The game was a pitchers duel with Kurt Kepshire on the bump for the Birds, while Ron Darling toed the rubber for the Mets. Kepshire ripped a one out double in the third, then scored when Willie McGee singled with two outs in the inning. The hurler allowed just three hits through seven and a third, striking out six along the way. Kepshire's biggest hiccup came in the fifth when outfielder Danny Heep belted a game tying solo shot to lead off the inning.
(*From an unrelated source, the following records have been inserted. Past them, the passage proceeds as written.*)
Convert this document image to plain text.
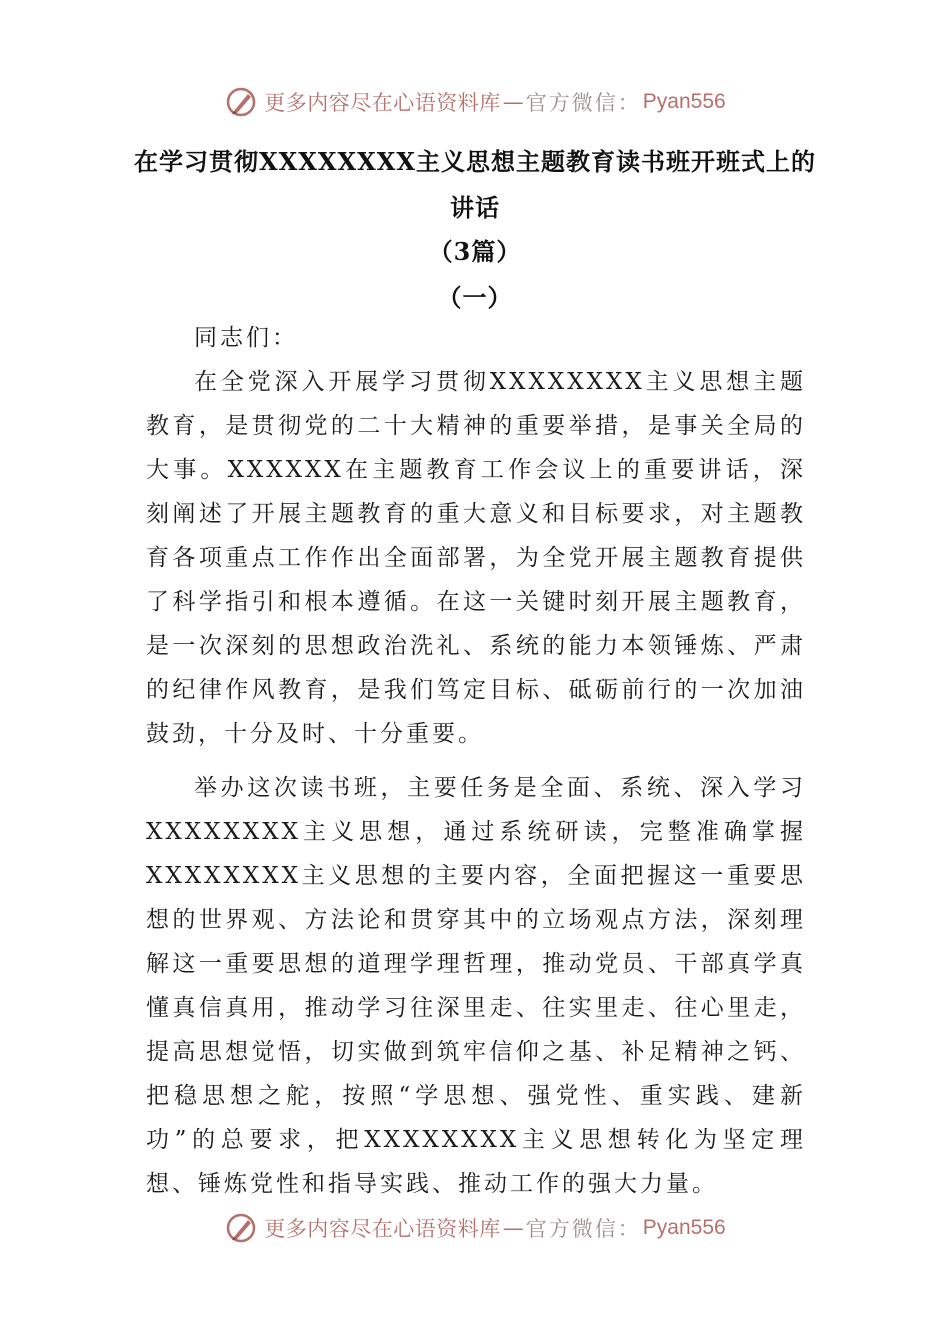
更多内容尽在心语资料库 — 官方微信： Pyan556
在学习贯彻XXXXXXXX主义思想主题教育读书班开班式上的
讲话
（3篇）
（一）

同志们：

在全党深入开展学习贯彻XXXXXXXX主义思想主题教育，是贯彻党的二十大精神的重要举措，是事关全局的大事。XXXXXX在主题教育工作会议上的重要讲话，深刻阐述了开展主题教育的重大意义和目标要求，对主题教育各项重点工作作出全面部署，为全党开展主题教育提供了科学指引和根本遵循。在这一关键时刻开展主题教育，是一次深刻的思想政治洗礼、系统的能力本领锤炼、严肃的纪律作风教育，是我们笃定目标、砥砺前行的一次加油鼓劲，十分及时、十分重要。

举办这次读书班，主要任务是全面、系统、深入学习XXXXXXXX主义思想，通过系统研读，完整准确掌握XXXXXXXX主义思想的主要内容，全面把握这一重要思想的世界观、方法论和贯穿其中的立场观点方法，深刻理解这一重要思想的道理学理哲理，推动党员、干部真学真懂真信真用，推动学习往深里走、往实里走、往心里走，提高思想觉悟，切实做到筑牢信仰之基、补足精神之钙、把稳思想之舵，按照“学思想、强党性、重实践、建新功”的总要求，把XXXXXXXX主义思想转化为坚定理想、锤炼党性和指导实践、推动工作的强大力量。

更多内容尽在心语资料库 — 官方微信： Pyan556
     Kepshire shook off the misfortune and went back to work picking up two strikeouts in that inning.  After handing the ball over to the bullpen, Kepshire watched Rick Horton, Jeff Lahti, Ken Dayley, and Bill Campbell hold the Mets at bay. The Mets pen did the same to the Birds with Randy McDowell and Jesse Orosco getting the job done through the twelfth. McDowell even worked his way around a bases loaded with no outs in the ninth situation, however, the Mets could not build off the momentum builder.

     The Cardinals had stranded eight runners coming into the fateful thirteenth frame, but that would soon be forgotten, as they became accustomed to crossing the dish quite often. Doug Sisk took over mound duties for the Mets and was snake-bitten from the start, as his shortstop committed an error, helping Terry Pendleton get on base to lead off the inning.  Ozzie Smith moved Pendleton over on a groundout, before catcher Tom Nieto removed an 0 for 4 collar with a single to center to give the Cardinals a 2-1 lead. Tom Lawless pinch ran for Nieto, then scored after Sisk allowed a single to the Cardinals reliever Bill Campbell, and the line was starting to move. Vince Coleman got on with an infield single, Willie McGee walked to load the bases, Tommy Herr knocked in two runs, then moments late Jack Clark did the same. The six run outburst buried locals. Although, they attempted to a comeback of their own in the bottom off the inning by scoring a run off of Campbell. However, it was all they could muster, and the Cards trotted off the field with smiles on their faces.

     That was the first of a four game set in New York for the Cardinals, with the Birds taking three of the four. The heat was on and it would only get hotter down the stretch, as the Cardinals flew towards a pennant. That '85 club will forever be remembered in St. Louis as a high flying bunch that refused to lose.